Previous blogs in this series of blogs on this Blog:
Okay, so far we have introduced the topic, pointed out that 9/10's of what a person was going to run off and do is probably too much, and then jumped into define the things that are sequences of storage characters that meet the definition of what a user calls a character.
So what are the things you can do with them, if you are armed with this knowledge?
Well, since we are focusing on "user" characters, we'll start there -- with users moving through a text stream. You know, using the arrow keys to move either forward or backward through the text, and watching the cursor as they go.
The ideal behavior that the user expects without thinking about it is not too complicated: if they think of something as a single character, then the do not expect it to tale multiple arrow keypresses to move through it.
In other words, they want the computer to understand the text in the same way that they do.
Now although that is simple conceptually, it os not always supportable by software today -- especially when one considers sort elements, where there is no easy function to call that finds those boundaries. The underlying data exists in collation algorithms (for example Microsoft's and the UCA's) and is used in order to define the sorting behavior of those elements, but when they are independent letters like the Traditional Spanish ch or the Hungarian dzs, there generally isn't an easy way ti query for the information.

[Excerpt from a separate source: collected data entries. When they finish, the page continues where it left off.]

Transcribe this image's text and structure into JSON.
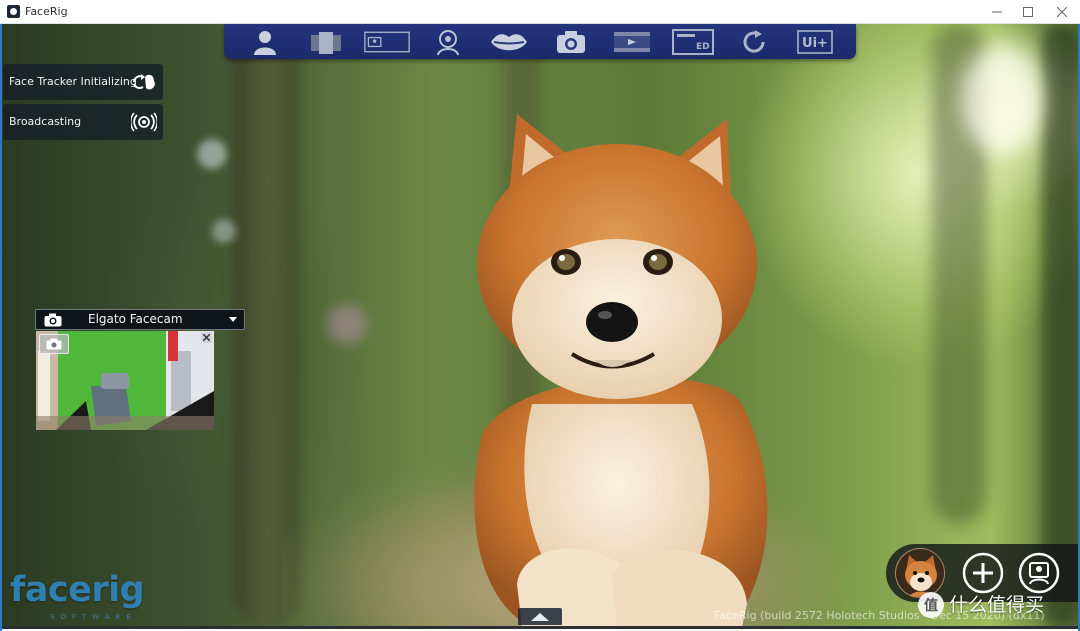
{
  "window": {
    "title": "FaceRig",
    "controls": [
      "minimize",
      "maximize",
      "close"
    ]
  },
  "toolbar": {
    "buttons": [
      {
        "name": "avatars",
        "icon": "person-icon"
      },
      {
        "name": "backgrounds",
        "icon": "layers-icon"
      },
      {
        "name": "scene",
        "icon": "scene-frame-icon"
      },
      {
        "name": "props",
        "icon": "head-icon"
      },
      {
        "name": "lip-sync",
        "icon": "lips-icon"
      },
      {
        "name": "screenshot",
        "icon": "camera-icon"
      },
      {
        "name": "record",
        "icon": "film-icon"
      },
      {
        "name": "advanced-ui",
        "icon": "ed-screen-icon"
      },
      {
        "name": "reset",
        "icon": "refresh-icon"
      },
      {
        "name": "ui-plus",
        "icon": "ui-plus-icon",
        "label": "Ui+"
      }
    ]
  },
  "status": {
    "tracker": {
      "label": "Face Tracker Initializing",
      "icon": "hands-sync-icon"
    },
    "broadcast": {
      "label": "Broadcasting",
      "icon": "broadcast-icon"
    }
  },
  "camera": {
    "selected": "Elgato Facecam",
    "header_icon": "camera-icon",
    "dropdown_icon": "caret-down-icon",
    "close_icon": "close-icon"
  },
  "logo": {
    "text": "facerig",
    "subtitle": "SOFTWARE"
  },
  "build_info": "FaceRig (build 2572 Holotech Studios - Dec 15 2020) (dx11)",
  "avatar_tray": {
    "current_avatar": "shiba-inu-avatar",
    "add_icon": "plus-circle-icon",
    "profile_icon": "profile-circle-icon"
  },
  "watermark": {
    "badge": "值",
    "text": "什么值得买"
  },
  "colors": {
    "toolbar": "#1f2f74",
    "accent": "#2f7fb0",
    "panel": "#161e28"
  }
}
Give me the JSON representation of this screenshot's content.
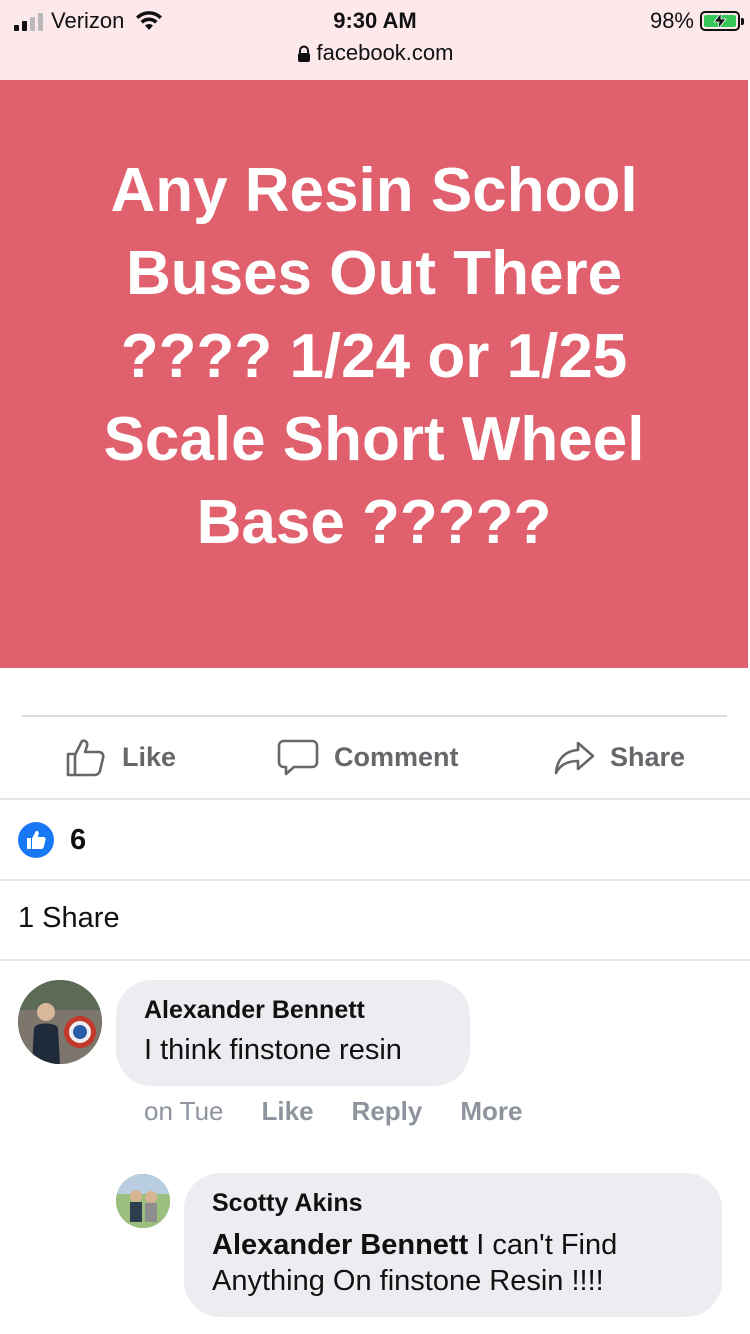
{
  "status_bar": {
    "carrier": "Verizon",
    "time": "9:30 AM",
    "battery_percent": "98%",
    "url": "facebook.com"
  },
  "post": {
    "text_lines": [
      "Any Resin School",
      "Buses Out There",
      "???? 1/24 or 1/25",
      "Scale Short Wheel",
      "Base ?????"
    ],
    "background_color": "#e0606d"
  },
  "actions": {
    "like": "Like",
    "comment": "Comment",
    "share": "Share"
  },
  "reactions": {
    "count": "6"
  },
  "shares_text": "1 Share",
  "comments": [
    {
      "author": "Alexander Bennett",
      "text": "I think finstone resin",
      "time": "on Tue",
      "like": "Like",
      "reply": "Reply",
      "more": "More"
    },
    {
      "author": "Scotty Akins",
      "mention": "Alexander Bennett",
      "text_after_mention": " I can't Find",
      "text_line2": "Anything On finstone Resin !!!!"
    }
  ]
}
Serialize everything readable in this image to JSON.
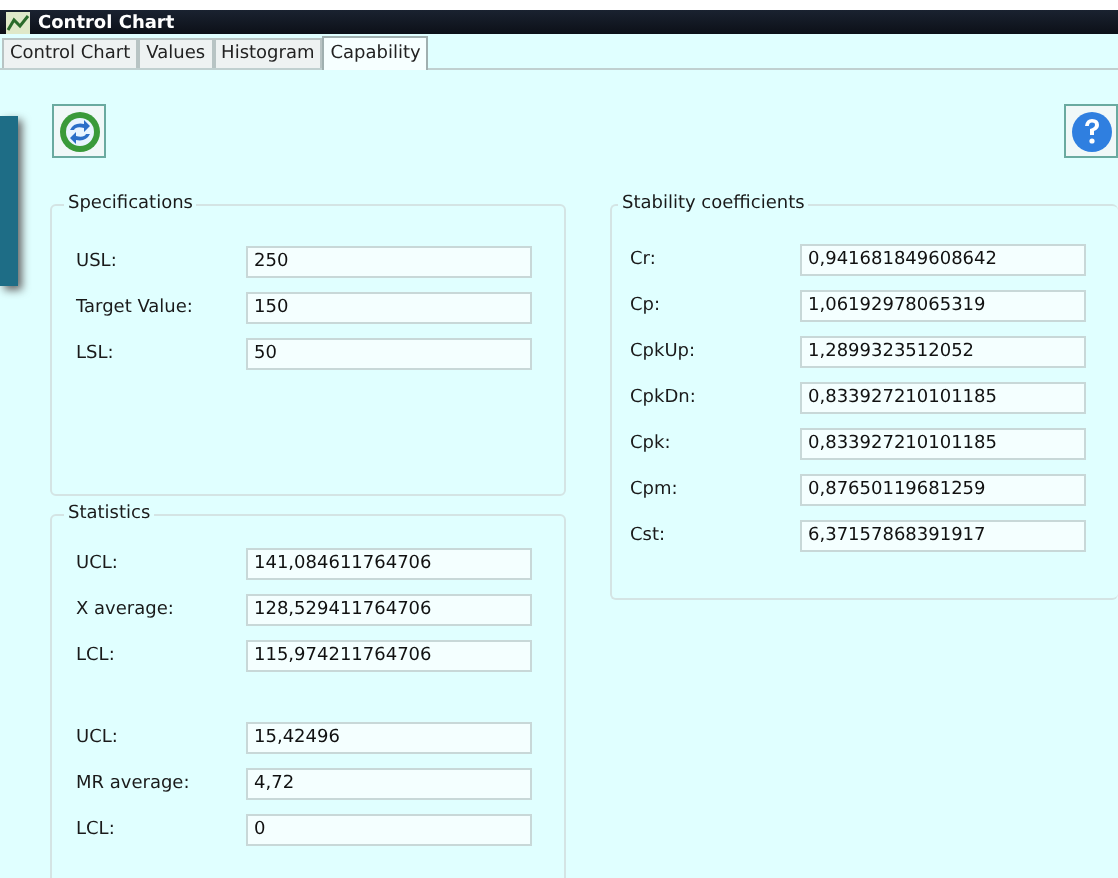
{
  "window": {
    "title": "Control Chart"
  },
  "tabs": [
    {
      "label": "Control Chart",
      "selected": false
    },
    {
      "label": "Values",
      "selected": false
    },
    {
      "label": "Histogram",
      "selected": false
    },
    {
      "label": "Capability",
      "selected": true
    }
  ],
  "specifications": {
    "title": "Specifications",
    "rows": [
      {
        "label": "USL:",
        "value": "250"
      },
      {
        "label": "Target Value:",
        "value": "150"
      },
      {
        "label": "LSL:",
        "value": "50"
      }
    ]
  },
  "statistics": {
    "title": "Statistics",
    "groups": [
      [
        {
          "label": "UCL:",
          "value": "141,084611764706"
        },
        {
          "label": "X average:",
          "value": "128,529411764706"
        },
        {
          "label": "LCL:",
          "value": "115,974211764706"
        }
      ],
      [
        {
          "label": "UCL:",
          "value": "15,42496"
        },
        {
          "label": "MR average:",
          "value": "4,72"
        },
        {
          "label": "LCL:",
          "value": "0"
        }
      ]
    ]
  },
  "stability_coefficients": {
    "title": "Stability coefficients",
    "rows": [
      {
        "label": "Cr:",
        "value": "0,941681849608642"
      },
      {
        "label": "Cp:",
        "value": "1,06192978065319"
      },
      {
        "label": "CpkUp:",
        "value": "1,2899323512052"
      },
      {
        "label": "CpkDn:",
        "value": "0,833927210101185"
      },
      {
        "label": "Cpk:",
        "value": "0,833927210101185"
      },
      {
        "label": "Cpm:",
        "value": "0,87650119681259"
      },
      {
        "label": "Cst:",
        "value": "6,37157868391917"
      }
    ]
  }
}
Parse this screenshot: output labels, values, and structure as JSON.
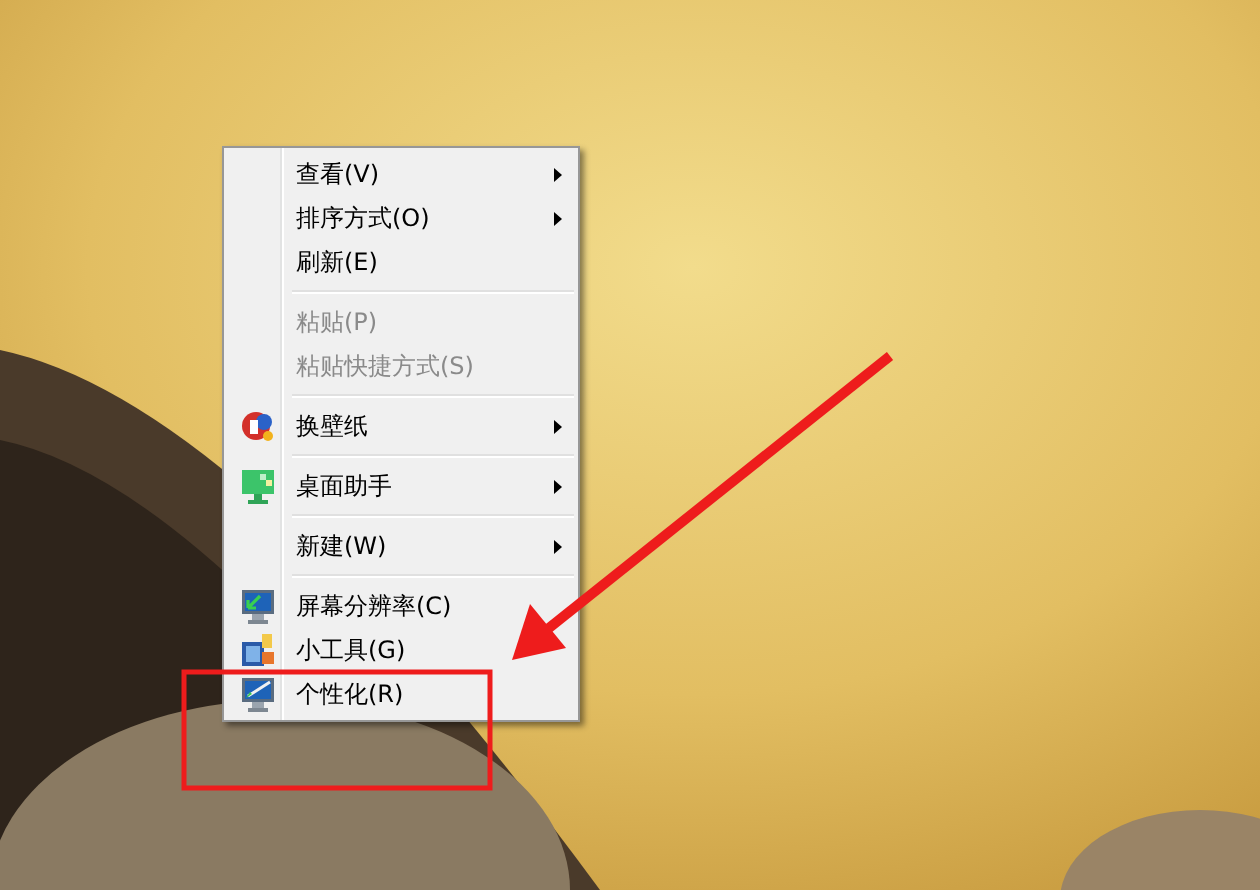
{
  "context_menu": {
    "groups": [
      [
        {
          "label": "查看(V)",
          "kind": "plain",
          "disabled": false,
          "submenu": true
        },
        {
          "label": "排序方式(O)",
          "kind": "plain",
          "disabled": false,
          "submenu": true
        },
        {
          "label": "刷新(E)",
          "kind": "plain",
          "disabled": false,
          "submenu": false
        }
      ],
      [
        {
          "label": "粘贴(P)",
          "kind": "plain",
          "disabled": true,
          "submenu": false
        },
        {
          "label": "粘贴快捷方式(S)",
          "kind": "plain",
          "disabled": true,
          "submenu": false
        }
      ],
      [
        {
          "label": "换壁纸",
          "kind": "wallpaper",
          "disabled": false,
          "submenu": true
        }
      ],
      [
        {
          "label": "桌面助手",
          "kind": "assistant",
          "disabled": false,
          "submenu": true
        }
      ],
      [
        {
          "label": "新建(W)",
          "kind": "plain",
          "disabled": false,
          "submenu": true
        }
      ],
      [
        {
          "label": "屏幕分辨率(C)",
          "kind": "display",
          "disabled": false,
          "submenu": false
        },
        {
          "label": "小工具(G)",
          "kind": "gadgets",
          "disabled": false,
          "submenu": false
        },
        {
          "label": "个性化(R)",
          "kind": "personalize",
          "disabled": false,
          "submenu": false
        }
      ]
    ]
  }
}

Now in this case there has not been such a method for as long as computers or even typewriters have been there, so it may be stretching the definition of expectation to assume that people would expect computers to understand the boundaries of a sort element when it comes to cursor movement. At best they would be pleasantly surprised if this happened, and at worst they would think of it as a bug.
Finding out whether this is learned behavior or an intuitive expectation would make for fascinating study if the parameters for determining the truth could be defined. It makes me jealous of the ClearType folks when I think of the number of studies they do related to reading when I think about how large the budget is to commission such a study in Windows International.
$0.
So realistically we can put that third type of linguistic character aside for now.
And possibly forever. :-)
Looking at the other two types of linguistic characters -- surrogate pairs (aka supplementary characters) and grapheme clusters (aka text elements), generally users don't want want or expect to require multiple keypresses to get through what they think of a single character.
This raises an interesting question for a developer performing an operation that is enumerating a string.
Should the developer ever care about the answer on the length of a string or substrinfg when they are scrolling through a character?
I mean, take the word 𐎀𐎇𐎖 (this is not a word so much as a stream of Ugaritic letters).
𐎀𐎇𐎖
Now this is three "characters":
U+10380 U+10387 U+10396
Using a modern browser like FireFox I have no problem seeing the string treated as three characters, despite the fact that under the covers it is actually:
U+d800 U+df80 U+d800 U+df87 U+d800 U+df96
And if you try to click in the middle of a letter you are never given the opportunity -- it always picks a side and puts you in one spot or the other.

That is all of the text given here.